No, I'm just stating that the program requires this .dll in order to function. I haven't tested it on XP. On W2K that .dll is in the system folder so you don't have to do anything. On NT4 it's in a different folder so it may be that way for XP as well. Does a file search for that .dll file turn up anything in XP? We don't run XP at work yet because most of our company software hasn't been upgraded to support it yet. Were mostly a W2K shop.

TooKoolKris
MCSE+I, CCNA, A+

Oh well then, at any rate it's a harmless system file communicating within the IP stack.

TooKoolKris
MCSE+I, CCNA, A+

firstly I just tried the fport program on XP in a random directory and it does work...

secondly being that I have just gone through this same scenario with this file and warning I have a concern about your answer. You did not ask if there was also communication from an external IP. This would be important as it would signal that it obviously is not merely internal network communication.

The reason I am replying is because there very well could be more to it.

Use this site as a reference
http://www.sans.org/newlook/resources/IDFAQ/oddports.htm

This gives you a listing of some ports that are commonly used for trojan activity. The port listed on my attempted communication is 65432. You can see there is a trojan that is affiliated with that port. While it does not signify that I surely have a trojan which has infected my computer...nonetheless it is a possibility.

I still have not been able to find why someone is trying to communicate to that port and sys file as I used a trojan cleaning program and it did not find anything. Perhaps another program installed it and it is affiliated with that program I am not sure.

Hope this helps

yes I also  have sygate which I like very much. yeah I have the same popup that says the same thing ,BUT when I look up the traffic log it is connecting to my ISP's DNS server. Plus i just formated and installed the firewall right after my hardware drivers (no virus's on the machine at this time) and it shows up on every formate so I really believe WE have nothing to worry about.

I think this is the answer to your original question...

The following applications may need to be set to allow with in the running applications list "mpsrv", "kernel32", "ntoskrnl", "svchost", "NetBeui", and possibly "tcpsvcs", "nwlnkipx.sys", "ndisuio.sys" and "ssdpsrv". These settings will need to be applied to all systems running SPF that require F&P sharing.

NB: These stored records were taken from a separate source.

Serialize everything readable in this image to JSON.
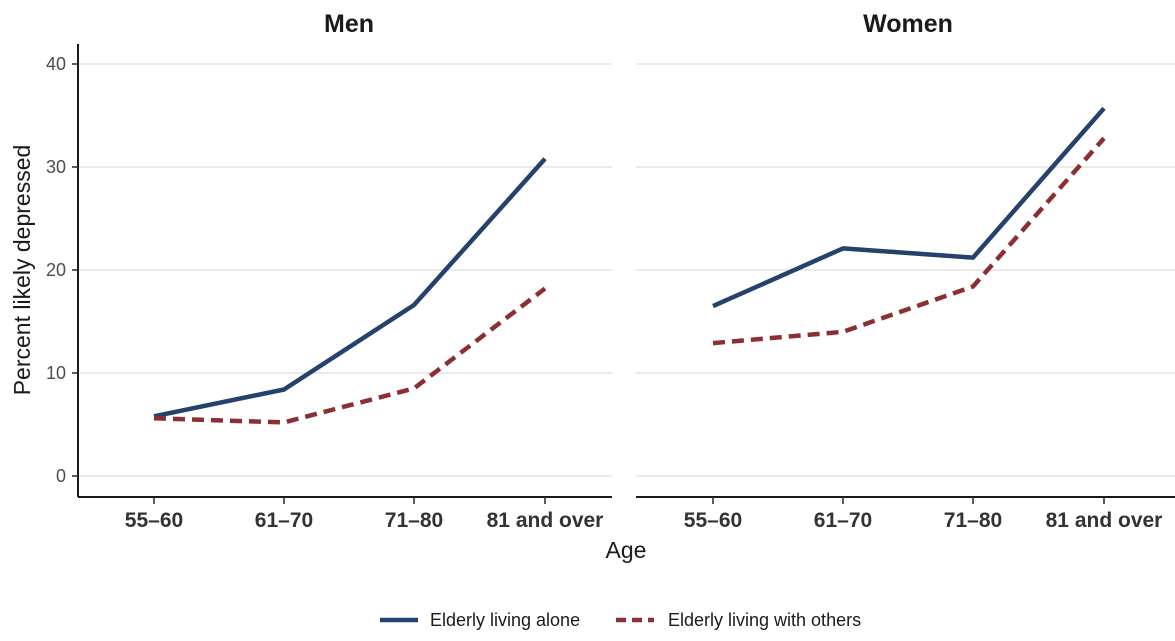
{
  "chart_data": {
    "type": "line",
    "facets": [
      "Men",
      "Women"
    ],
    "categories": [
      "55–60",
      "61–70",
      "71–80",
      "81 and over"
    ],
    "xlabel": "Age",
    "ylabel": "Percent likely depressed",
    "ylim": [
      0,
      40
    ],
    "yticks": [
      "0",
      "10",
      "20",
      "30",
      "40"
    ],
    "grid": true,
    "legend_position": "bottom",
    "series": [
      {
        "name": "Elderly living alone",
        "color": "#24426b",
        "dash": "solid",
        "values": {
          "Men": [
            5.8,
            8.4,
            16.6,
            30.8
          ],
          "Women": [
            16.5,
            22.1,
            21.2,
            35.7
          ]
        }
      },
      {
        "name": "Elderly living with others",
        "color": "#8b2f32",
        "dash": "dashed",
        "values": {
          "Men": [
            5.6,
            5.2,
            8.5,
            18.2
          ],
          "Women": [
            12.9,
            14.0,
            18.4,
            32.8
          ]
        }
      }
    ]
  }
}
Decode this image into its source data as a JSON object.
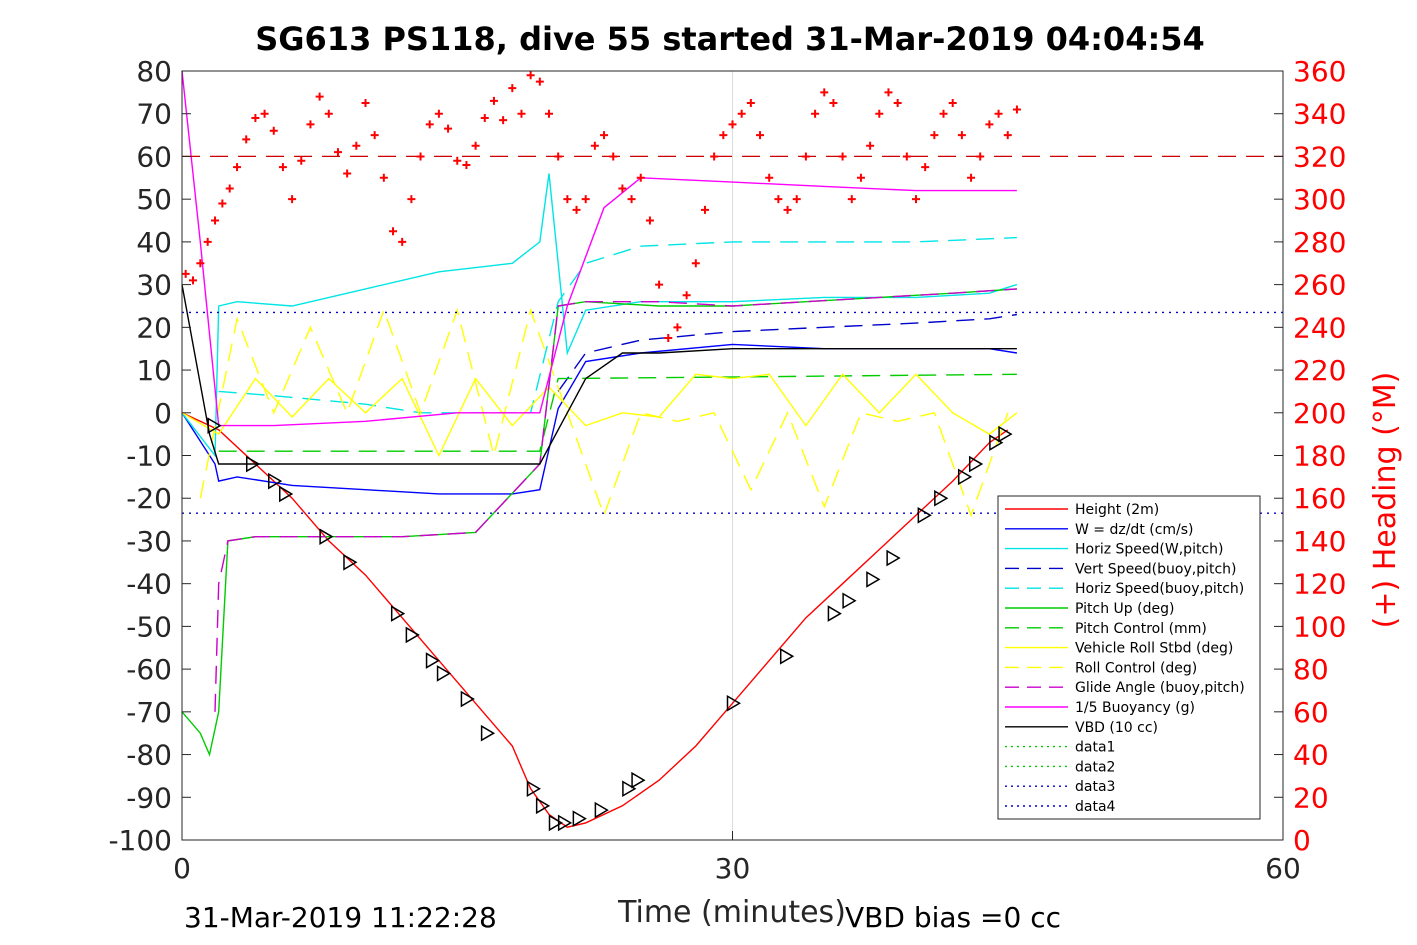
{
  "chart_data": {
    "type": "line",
    "title": "SG613 PS118, dive 55 started 31-Mar-2019 04:04:54",
    "xlabel": "Time (minutes)",
    "ylabel_right": "(+) Heading (°M)",
    "xlim": [
      0,
      60
    ],
    "ylim": [
      -100,
      80
    ],
    "ylim_right": [
      0,
      360
    ],
    "x_ticks": [
      "0",
      "30",
      "60"
    ],
    "y_ticks": [
      "80",
      "70",
      "60",
      "50",
      "40",
      "30",
      "20",
      "10",
      "0",
      "-10",
      "-20",
      "-30",
      "-40",
      "-50",
      "-60",
      "-70",
      "-80",
      "-90",
      "-100"
    ],
    "y_right_ticks": [
      "360",
      "340",
      "320",
      "300",
      "280",
      "260",
      "240",
      "220",
      "200",
      "180",
      "160",
      "140",
      "120",
      "100",
      "80",
      "60",
      "40",
      "20",
      "0"
    ],
    "grid": "x-only",
    "legend_position": "bottom-right",
    "footer_left": "31-Mar-2019 11:22:28",
    "footer_right": "VBD bias =0 cc",
    "series": [
      {
        "name": "Height (2m)",
        "color": "#ff0000",
        "style": "solid",
        "x": [
          0,
          2,
          4,
          6,
          8,
          10,
          12,
          14,
          16,
          18,
          19,
          20,
          21,
          22,
          24,
          26,
          28,
          30,
          32,
          34,
          36,
          38,
          40,
          42,
          44,
          45
        ],
        "y": [
          0,
          -4,
          -12,
          -20,
          -30,
          -38,
          -48,
          -58,
          -68,
          -78,
          -88,
          -94,
          -97,
          -96,
          -92,
          -86,
          -78,
          -68,
          -58,
          -48,
          -40,
          -32,
          -24,
          -16,
          -7,
          -4
        ]
      },
      {
        "name": "W = dz/dt (cm/s)",
        "color": "#0000ff",
        "style": "solid",
        "x": [
          0,
          1.8,
          2,
          3,
          6,
          10,
          14,
          18,
          19.5,
          20.5,
          22,
          25,
          30,
          35,
          40,
          44,
          45.5
        ],
        "y": [
          0,
          -12,
          -16,
          -15,
          -17,
          -18,
          -19,
          -19,
          -18,
          1,
          12,
          14,
          16,
          15,
          15,
          15,
          14
        ]
      },
      {
        "name": "Horiz Speed(W,pitch)",
        "color": "#00e5e5",
        "style": "solid",
        "x": [
          0,
          1.8,
          2,
          3,
          6,
          10,
          14,
          18,
          19.5,
          20,
          20.5,
          21,
          22,
          25,
          30,
          35,
          40,
          44,
          45.5
        ],
        "y": [
          0,
          -10,
          25,
          26,
          25,
          29,
          33,
          35,
          40,
          56,
          35,
          14,
          24,
          26,
          26,
          27,
          27,
          28,
          30
        ]
      },
      {
        "name": "Vert Speed(buoy,pitch)",
        "color": "#0000cc",
        "style": "dashed",
        "x": [
          20.5,
          22,
          25,
          30,
          35,
          40,
          44,
          45.5
        ],
        "y": [
          5,
          14,
          17,
          19,
          20,
          21,
          22,
          23
        ]
      },
      {
        "name": "Horiz Speed(buoy,pitch)",
        "color": "#00e5e5",
        "style": "dashed",
        "x": [
          2,
          5,
          10,
          13,
          16,
          19,
          20.5,
          22,
          25,
          30,
          35,
          40,
          45.5
        ],
        "y": [
          5,
          4,
          2,
          0,
          0,
          0,
          26,
          35,
          39,
          40,
          40,
          40,
          41
        ]
      },
      {
        "name": "Pitch Up (deg)",
        "color": "#00cc00",
        "style": "solid",
        "x": [
          0,
          1,
          1.5,
          2,
          2.5,
          4,
          8,
          12,
          16,
          19.5,
          20.5,
          22,
          26,
          30,
          34,
          38,
          42,
          45.5
        ],
        "y": [
          -70,
          -75,
          -80,
          -70,
          -30,
          -29,
          -29,
          -29,
          -28,
          -12,
          25,
          26,
          25,
          25,
          26,
          27,
          28,
          29
        ]
      },
      {
        "name": "Pitch Control (mm)",
        "color": "#00cc00",
        "style": "dashed",
        "x": [
          2,
          19.5,
          20.5,
          45.5
        ],
        "y": [
          -9,
          -9,
          8,
          9
        ]
      },
      {
        "name": "Vehicle Roll Stbd (deg)",
        "color": "#ffff00",
        "style": "solid",
        "x": [
          0,
          2,
          4,
          6,
          8,
          10,
          12,
          14,
          16,
          18,
          20,
          22,
          24,
          26,
          28,
          30,
          32,
          34,
          36,
          38,
          40,
          42,
          44,
          45.5
        ],
        "y": [
          0,
          -5,
          8,
          -1,
          8,
          0,
          8,
          -10,
          8,
          -3,
          6,
          -3,
          0,
          -1,
          9,
          8,
          9,
          -3,
          9,
          0,
          9,
          0,
          -5,
          0
        ]
      },
      {
        "name": "Roll Control (deg)",
        "color": "#ffff00",
        "style": "dashed",
        "x": [
          1,
          3,
          5,
          7,
          9,
          11,
          13,
          15,
          17,
          19,
          21,
          23,
          25,
          27,
          29,
          31,
          33,
          35,
          37,
          39,
          41,
          43,
          45
        ],
        "y": [
          -20,
          22,
          0,
          20,
          0,
          24,
          0,
          24,
          -10,
          24,
          0,
          -24,
          0,
          -2,
          0,
          -18,
          0,
          -22,
          0,
          -2,
          0,
          -24,
          0
        ]
      },
      {
        "name": "Glide Angle (buoy,pitch)",
        "color": "#cc00cc",
        "style": "dashed",
        "x": [
          1.8,
          2,
          2.5,
          4,
          8,
          12,
          16,
          19.5,
          20.5,
          22,
          26,
          30,
          34,
          38,
          42,
          45.5
        ],
        "y": [
          -70,
          -40,
          -30,
          -29,
          -29,
          -29,
          -28,
          -12,
          25,
          26,
          26,
          25,
          26,
          27,
          28,
          29
        ]
      },
      {
        "name": "1/5 Buoyancy (g)",
        "color": "#ff00ff",
        "style": "solid",
        "x": [
          0,
          1,
          2,
          5,
          10,
          15,
          19.5,
          21,
          23,
          25,
          30,
          35,
          40,
          45.5
        ],
        "y": [
          80,
          40,
          -3,
          -3,
          -2,
          0,
          0,
          25,
          48,
          55,
          54,
          53,
          52,
          52
        ]
      },
      {
        "name": "VBD (10 cc)",
        "color": "#000000",
        "style": "solid",
        "x": [
          0,
          1.5,
          2,
          4,
          10,
          15,
          19.5,
          21,
          22,
          24,
          26,
          30,
          35,
          40,
          45.5
        ],
        "y": [
          30,
          -5,
          -12,
          -12,
          -12,
          -12,
          -12,
          0,
          8,
          14,
          14,
          15,
          15,
          15,
          15
        ]
      },
      {
        "name": "data1",
        "color": "#00cc00",
        "style": "dotted",
        "x": [],
        "y": []
      },
      {
        "name": "data2",
        "color": "#00cc00",
        "style": "dotted",
        "x": [],
        "y": []
      },
      {
        "name": "data3",
        "color": "#0000cc",
        "style": "dotted",
        "x": [
          0,
          60
        ],
        "y": [
          23.5,
          23.5
        ]
      },
      {
        "name": "data4",
        "color": "#0000cc",
        "style": "dotted",
        "x": [
          0,
          60
        ],
        "y": [
          -23.5,
          -23.5
        ]
      }
    ],
    "unlisted_lines": [
      {
        "color": "#cc0000",
        "style": "dashed",
        "axis": "right",
        "x": [
          0,
          60
        ],
        "y": [
          320,
          320
        ]
      }
    ],
    "heading_series": {
      "axis": "right",
      "color": "#ff0000",
      "marker": "+",
      "x": [
        0.2,
        0.6,
        1.0,
        1.4,
        1.8,
        2.2,
        2.6,
        3.0,
        3.5,
        4.0,
        4.5,
        5.0,
        5.5,
        6.0,
        6.5,
        7.0,
        7.5,
        8.0,
        8.5,
        9.0,
        9.5,
        10.0,
        10.5,
        11.0,
        11.5,
        12.0,
        12.5,
        13.0,
        13.5,
        14.0,
        14.5,
        15.0,
        15.5,
        16.0,
        16.5,
        17.0,
        17.5,
        18.0,
        18.5,
        19.0,
        19.5,
        20.0,
        20.5,
        21.0,
        21.5,
        22.0,
        22.5,
        23.0,
        23.5,
        24.0,
        24.5,
        25.0,
        25.5,
        26.0,
        26.5,
        27.0,
        27.5,
        28.0,
        28.5,
        29.0,
        29.5,
        30.0,
        30.5,
        31.0,
        31.5,
        32.0,
        32.5,
        33.0,
        33.5,
        34.0,
        34.5,
        35.0,
        35.5,
        36.0,
        36.5,
        37.0,
        37.5,
        38.0,
        38.5,
        39.0,
        39.5,
        40.0,
        40.5,
        41.0,
        41.5,
        42.0,
        42.5,
        43.0,
        43.5,
        44.0,
        44.5,
        45.0,
        45.5
      ],
      "y": [
        265,
        262,
        270,
        280,
        290,
        298,
        305,
        315,
        328,
        338,
        340,
        332,
        315,
        300,
        318,
        335,
        348,
        340,
        322,
        312,
        325,
        345,
        330,
        310,
        285,
        280,
        300,
        320,
        335,
        340,
        333,
        318,
        316,
        325,
        338,
        346,
        337,
        352,
        340,
        358,
        355,
        340,
        320,
        300,
        295,
        300,
        325,
        330,
        320,
        305,
        300,
        310,
        290,
        260,
        235,
        240,
        255,
        270,
        295,
        320,
        330,
        335,
        340,
        345,
        330,
        310,
        300,
        295,
        300,
        320,
        340,
        350,
        345,
        320,
        300,
        310,
        325,
        340,
        350,
        345,
        320,
        300,
        315,
        330,
        340,
        345,
        330,
        310,
        320,
        335,
        340,
        330,
        342
      ]
    },
    "triangle_markers": {
      "x": [
        1.7,
        3.8,
        5.0,
        5.6,
        7.8,
        9.1,
        11.7,
        12.5,
        13.6,
        14.2,
        15.5,
        16.6,
        19.1,
        19.6,
        20.3,
        20.8,
        21.6,
        22.8,
        24.3,
        24.8,
        30.0,
        32.9,
        35.5,
        36.3,
        37.6,
        38.7,
        40.4,
        41.3,
        42.6,
        43.2,
        44.3,
        44.8
      ],
      "y": [
        -3,
        -12,
        -16,
        -19,
        -29,
        -35,
        -47,
        -52,
        -58,
        -61,
        -67,
        -75,
        -88,
        -92,
        -96,
        -96,
        -95,
        -93,
        -88,
        -86,
        -68,
        -57,
        -47,
        -44,
        -39,
        -34,
        -24,
        -20,
        -15,
        -12,
        -7,
        -5
      ]
    }
  }
}
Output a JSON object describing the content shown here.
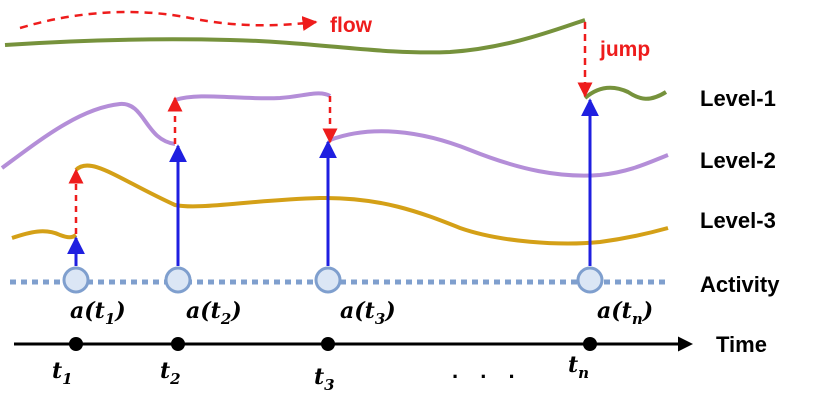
{
  "annotations": {
    "flow": "flow",
    "jump": "jump"
  },
  "levels": {
    "level1": "Level-1",
    "level2": "Level-2",
    "level3": "Level-3",
    "activity": "Activity"
  },
  "time_axis": {
    "label": "Time",
    "ellipsis": ". . ."
  },
  "activity_points": [
    {
      "base": "a(t",
      "sub": "1",
      "close": ")"
    },
    {
      "base": "a(t",
      "sub": "2",
      "close": ")"
    },
    {
      "base": "a(t",
      "sub": "3",
      "close": ")"
    },
    {
      "base": "a(t",
      "sub": "n",
      "close": ")"
    }
  ],
  "time_points": [
    {
      "base": "t",
      "sub": "1"
    },
    {
      "base": "t",
      "sub": "2"
    },
    {
      "base": "t",
      "sub": "3"
    },
    {
      "base": "t",
      "sub": "n"
    }
  ],
  "colors": {
    "level1": "#76923c",
    "level2": "#b48ed8",
    "level3": "#d4a017",
    "activity": "#7f9fce",
    "jump_arrow": "#ee1c1c",
    "up_arrow": "#1f1fe0",
    "axis": "#000000"
  }
}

On all of the systems you have running Sygate, you will need to change your settings to allow this file.
Goto the Applications tab and allow

ndisuio.sys          <----- bingo!



You will all find http://www.whitehat-security.com/SPF.htm very helpful. =) hope that helps

Force Accepted

SpideyMod
Community Support Moderator @Experts Exchange

I know this is an old topic but that might not be the problem either...  My ndisuio.sys was constantly dowloading 2-4k and after time it adds up to a lot.  Thats 56k speed downloading all day, every day!  I also did a clean install but that was after I was using the cable modem without a decent firewall like Sygate so something must have gotten in and screwed up my ip status from "secure" to "come on all you hackers, lets have some fun".  I had to go into safe mode and rename the file and now it doesnt download all day.  I still get numerous ping attacks and minor things that the firewall blocks which I assume is all related to my ip getting passed around because it was vulnerable.  I still get pinging from all around the world but now I guess the ndisuio.sys file isn't accessable to intruders anymore....not sure if i'll need it one day either.

Just in case anyone is still watching this:

http://www.iceteks.com/forums/index.php?s=0c61cc87365c1408753b008c8ca04d4c&showtopic=1290&view=findpost&p=14302

I've been looking for an answer for this for ages. Disabling the wireless configuration service stops all of this excess traffic. Doesn't really explain why it was happening in the first place, but at least we know how to kill it now.